Mobile Marketing Leaders Since 1998

Press

Good Vibrations

April, 2009

The mobile marketers at Vibes Media are on the cutting edge of a fast-growing filed—text your friends about it.

Ten years after starting Vibes Media—a marketing firm that connects companies to their customers via wireless devices-in their Wrigleyville one-bedroom apartment, Alex Campbell and Jack Philbin still insist on sharing an office. “We do it for communication’s sake,” Campbell says. Understandable—these two have a lot to talk about.

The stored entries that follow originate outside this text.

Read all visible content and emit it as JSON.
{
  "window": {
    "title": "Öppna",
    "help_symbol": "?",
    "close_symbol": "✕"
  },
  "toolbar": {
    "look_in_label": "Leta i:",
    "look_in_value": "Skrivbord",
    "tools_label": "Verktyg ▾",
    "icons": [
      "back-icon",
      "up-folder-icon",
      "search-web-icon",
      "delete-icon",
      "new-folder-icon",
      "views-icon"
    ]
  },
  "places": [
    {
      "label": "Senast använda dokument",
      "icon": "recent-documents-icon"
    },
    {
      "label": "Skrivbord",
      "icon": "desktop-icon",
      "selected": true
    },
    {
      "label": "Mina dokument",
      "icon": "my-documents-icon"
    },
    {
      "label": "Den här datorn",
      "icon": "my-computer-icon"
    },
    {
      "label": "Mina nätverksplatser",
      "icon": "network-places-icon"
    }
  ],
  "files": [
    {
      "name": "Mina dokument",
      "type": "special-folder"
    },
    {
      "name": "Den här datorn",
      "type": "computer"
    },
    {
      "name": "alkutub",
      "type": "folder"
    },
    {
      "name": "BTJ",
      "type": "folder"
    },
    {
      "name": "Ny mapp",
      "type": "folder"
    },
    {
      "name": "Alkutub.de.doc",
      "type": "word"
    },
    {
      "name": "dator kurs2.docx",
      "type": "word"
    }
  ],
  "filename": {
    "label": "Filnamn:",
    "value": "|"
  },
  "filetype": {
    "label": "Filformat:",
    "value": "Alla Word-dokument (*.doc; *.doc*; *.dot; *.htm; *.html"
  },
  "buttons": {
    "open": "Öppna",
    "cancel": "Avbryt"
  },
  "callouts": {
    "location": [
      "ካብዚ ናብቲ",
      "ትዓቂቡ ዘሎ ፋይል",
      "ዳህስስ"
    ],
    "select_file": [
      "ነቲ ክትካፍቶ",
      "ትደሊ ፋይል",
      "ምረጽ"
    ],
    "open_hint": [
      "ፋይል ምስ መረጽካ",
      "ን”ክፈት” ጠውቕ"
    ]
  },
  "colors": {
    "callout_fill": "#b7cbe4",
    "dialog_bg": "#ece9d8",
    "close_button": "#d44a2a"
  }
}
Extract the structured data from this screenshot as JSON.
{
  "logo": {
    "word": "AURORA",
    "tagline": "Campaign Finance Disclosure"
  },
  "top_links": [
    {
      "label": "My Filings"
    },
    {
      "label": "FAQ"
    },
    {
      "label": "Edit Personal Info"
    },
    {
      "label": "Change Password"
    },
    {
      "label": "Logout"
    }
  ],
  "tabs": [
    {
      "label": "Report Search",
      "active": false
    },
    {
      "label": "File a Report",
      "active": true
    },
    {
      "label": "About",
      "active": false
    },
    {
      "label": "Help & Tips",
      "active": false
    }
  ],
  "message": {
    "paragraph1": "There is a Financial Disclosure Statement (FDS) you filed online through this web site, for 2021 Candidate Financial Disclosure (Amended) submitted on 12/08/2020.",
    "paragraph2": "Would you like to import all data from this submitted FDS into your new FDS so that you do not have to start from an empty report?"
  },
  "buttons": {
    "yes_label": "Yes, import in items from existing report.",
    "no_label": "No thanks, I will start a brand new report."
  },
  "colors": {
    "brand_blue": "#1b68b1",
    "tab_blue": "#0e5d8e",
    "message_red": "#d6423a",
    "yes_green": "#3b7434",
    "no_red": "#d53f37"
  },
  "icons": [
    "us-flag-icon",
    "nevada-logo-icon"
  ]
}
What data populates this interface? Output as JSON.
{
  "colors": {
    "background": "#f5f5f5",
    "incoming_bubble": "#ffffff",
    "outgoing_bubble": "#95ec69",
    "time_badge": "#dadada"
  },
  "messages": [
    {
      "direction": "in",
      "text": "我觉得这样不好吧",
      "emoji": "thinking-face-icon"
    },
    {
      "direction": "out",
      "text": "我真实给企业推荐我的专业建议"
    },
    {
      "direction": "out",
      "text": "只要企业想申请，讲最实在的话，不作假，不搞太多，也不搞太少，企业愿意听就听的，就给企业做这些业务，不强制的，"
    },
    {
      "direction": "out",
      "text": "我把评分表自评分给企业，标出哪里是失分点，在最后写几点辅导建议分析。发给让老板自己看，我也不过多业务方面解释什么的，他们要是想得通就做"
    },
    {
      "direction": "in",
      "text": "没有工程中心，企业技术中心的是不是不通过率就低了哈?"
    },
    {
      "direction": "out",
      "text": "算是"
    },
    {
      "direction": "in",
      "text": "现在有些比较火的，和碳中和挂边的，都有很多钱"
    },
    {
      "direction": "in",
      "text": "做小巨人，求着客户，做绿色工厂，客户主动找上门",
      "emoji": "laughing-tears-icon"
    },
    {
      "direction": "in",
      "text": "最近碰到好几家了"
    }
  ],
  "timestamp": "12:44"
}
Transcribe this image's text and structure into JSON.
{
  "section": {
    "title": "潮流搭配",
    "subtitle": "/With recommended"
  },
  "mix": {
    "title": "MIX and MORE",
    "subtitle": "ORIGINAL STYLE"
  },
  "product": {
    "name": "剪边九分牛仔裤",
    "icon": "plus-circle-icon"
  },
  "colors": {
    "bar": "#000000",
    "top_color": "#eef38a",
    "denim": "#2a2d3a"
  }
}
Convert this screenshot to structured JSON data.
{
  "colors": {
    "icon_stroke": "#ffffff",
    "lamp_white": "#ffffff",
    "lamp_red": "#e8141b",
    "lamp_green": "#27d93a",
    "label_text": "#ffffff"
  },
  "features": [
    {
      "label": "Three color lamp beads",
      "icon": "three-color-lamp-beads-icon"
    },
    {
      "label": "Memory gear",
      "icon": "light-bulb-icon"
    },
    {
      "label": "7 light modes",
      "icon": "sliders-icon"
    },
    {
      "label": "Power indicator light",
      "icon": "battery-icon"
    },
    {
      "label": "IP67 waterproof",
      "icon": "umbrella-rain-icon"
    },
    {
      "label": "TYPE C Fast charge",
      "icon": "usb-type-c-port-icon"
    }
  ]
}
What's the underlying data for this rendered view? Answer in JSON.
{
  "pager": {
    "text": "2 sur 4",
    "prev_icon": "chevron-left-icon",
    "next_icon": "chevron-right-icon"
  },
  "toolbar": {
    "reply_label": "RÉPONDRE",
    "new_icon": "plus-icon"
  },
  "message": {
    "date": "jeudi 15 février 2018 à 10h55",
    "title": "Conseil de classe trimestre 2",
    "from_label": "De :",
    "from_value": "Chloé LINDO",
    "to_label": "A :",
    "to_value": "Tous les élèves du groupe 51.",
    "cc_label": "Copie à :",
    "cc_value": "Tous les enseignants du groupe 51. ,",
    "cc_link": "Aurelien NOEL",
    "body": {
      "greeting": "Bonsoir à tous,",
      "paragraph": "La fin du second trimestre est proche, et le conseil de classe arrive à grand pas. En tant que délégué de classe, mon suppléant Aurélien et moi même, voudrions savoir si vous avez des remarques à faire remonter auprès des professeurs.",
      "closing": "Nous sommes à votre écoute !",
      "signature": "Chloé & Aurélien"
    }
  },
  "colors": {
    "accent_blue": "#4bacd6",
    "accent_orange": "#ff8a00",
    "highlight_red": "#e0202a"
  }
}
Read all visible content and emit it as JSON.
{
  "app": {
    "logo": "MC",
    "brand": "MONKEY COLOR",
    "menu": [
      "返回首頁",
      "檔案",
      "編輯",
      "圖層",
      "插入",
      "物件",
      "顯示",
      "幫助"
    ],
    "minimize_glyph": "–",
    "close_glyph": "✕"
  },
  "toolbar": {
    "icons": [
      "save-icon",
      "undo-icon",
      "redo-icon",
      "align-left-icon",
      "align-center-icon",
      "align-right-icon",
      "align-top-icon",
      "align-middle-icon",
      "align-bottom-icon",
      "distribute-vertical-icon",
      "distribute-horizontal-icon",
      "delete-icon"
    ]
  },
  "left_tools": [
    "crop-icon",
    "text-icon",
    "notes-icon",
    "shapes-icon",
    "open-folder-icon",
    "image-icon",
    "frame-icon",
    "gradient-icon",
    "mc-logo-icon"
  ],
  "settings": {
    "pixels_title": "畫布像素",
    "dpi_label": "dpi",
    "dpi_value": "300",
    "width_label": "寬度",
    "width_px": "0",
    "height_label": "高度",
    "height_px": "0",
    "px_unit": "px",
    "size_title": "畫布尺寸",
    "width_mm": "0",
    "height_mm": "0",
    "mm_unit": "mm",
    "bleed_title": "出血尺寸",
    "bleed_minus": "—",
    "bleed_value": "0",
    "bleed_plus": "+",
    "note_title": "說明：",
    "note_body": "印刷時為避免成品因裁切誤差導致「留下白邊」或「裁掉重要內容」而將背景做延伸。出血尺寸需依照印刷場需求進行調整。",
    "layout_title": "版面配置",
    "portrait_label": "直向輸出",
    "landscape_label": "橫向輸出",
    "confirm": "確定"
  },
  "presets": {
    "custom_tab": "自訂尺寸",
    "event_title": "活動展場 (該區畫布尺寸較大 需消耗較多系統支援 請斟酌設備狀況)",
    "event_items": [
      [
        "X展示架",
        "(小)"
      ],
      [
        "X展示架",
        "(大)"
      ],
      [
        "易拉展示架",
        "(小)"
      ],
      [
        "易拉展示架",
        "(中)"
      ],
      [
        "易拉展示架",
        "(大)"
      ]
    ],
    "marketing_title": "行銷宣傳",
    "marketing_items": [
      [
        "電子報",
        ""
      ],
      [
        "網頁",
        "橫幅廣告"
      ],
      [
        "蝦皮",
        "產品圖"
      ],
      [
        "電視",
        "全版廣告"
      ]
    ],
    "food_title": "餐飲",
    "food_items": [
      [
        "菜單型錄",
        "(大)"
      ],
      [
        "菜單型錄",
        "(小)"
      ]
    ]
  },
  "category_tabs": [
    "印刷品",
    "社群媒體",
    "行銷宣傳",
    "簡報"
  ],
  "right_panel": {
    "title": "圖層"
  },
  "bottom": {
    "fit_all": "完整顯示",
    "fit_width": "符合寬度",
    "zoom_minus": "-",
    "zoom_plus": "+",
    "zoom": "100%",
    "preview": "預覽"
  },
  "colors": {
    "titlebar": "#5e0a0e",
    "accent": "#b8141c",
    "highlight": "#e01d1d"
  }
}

The thirtysomething business partners—who, since elementary school in New Canaan, Connecticut, have schemed up several enterprises, including a car wash and a can-crushing company—landed their mobile marketing startup on the 2007 Inc.com “Inc. 500” list of the fastest-growing private companies. And last year, Vibes raised $15 million from Boston-based Fidelity Ventures. While most businesses are cutting back in today’s nervous economy, the nearly 100 employees who punch in at Vibes’ 205 West Wacker Drive address are in attack mode.

“For a growing, small company, cash is oxygen,” explains Philbin. “Nobody has significant market share in mobile media, so now is the time for us to double down and go for it.”

Research firm eMarket predicts mobile marketing will be a $19 billion industry by 2012. Disney, Intel and Coca-Cola are among the scores of major brands that use Vibes’ services to better reach their customers via cell phones and other mobile devices. In all, Vibes has launched more than 50,000 mobile marketing programs.

As the stakes continue to rise, Campbell and Philbin understand they can no longer be personally involved in every detail. They now focus on recruiting top talent—Vibes just hired a CFO with experience selling startups to Google and Yahoo!—and staying ahead of the technological curve.

“Every month there’s a new product or application that can revolutionize our industry,” Campbell says. “By bringing in the right people, we can now spend our time thinking about what the iPhone or [Google’s] Android means to us.” Sounds like these guys mean business. And business is good.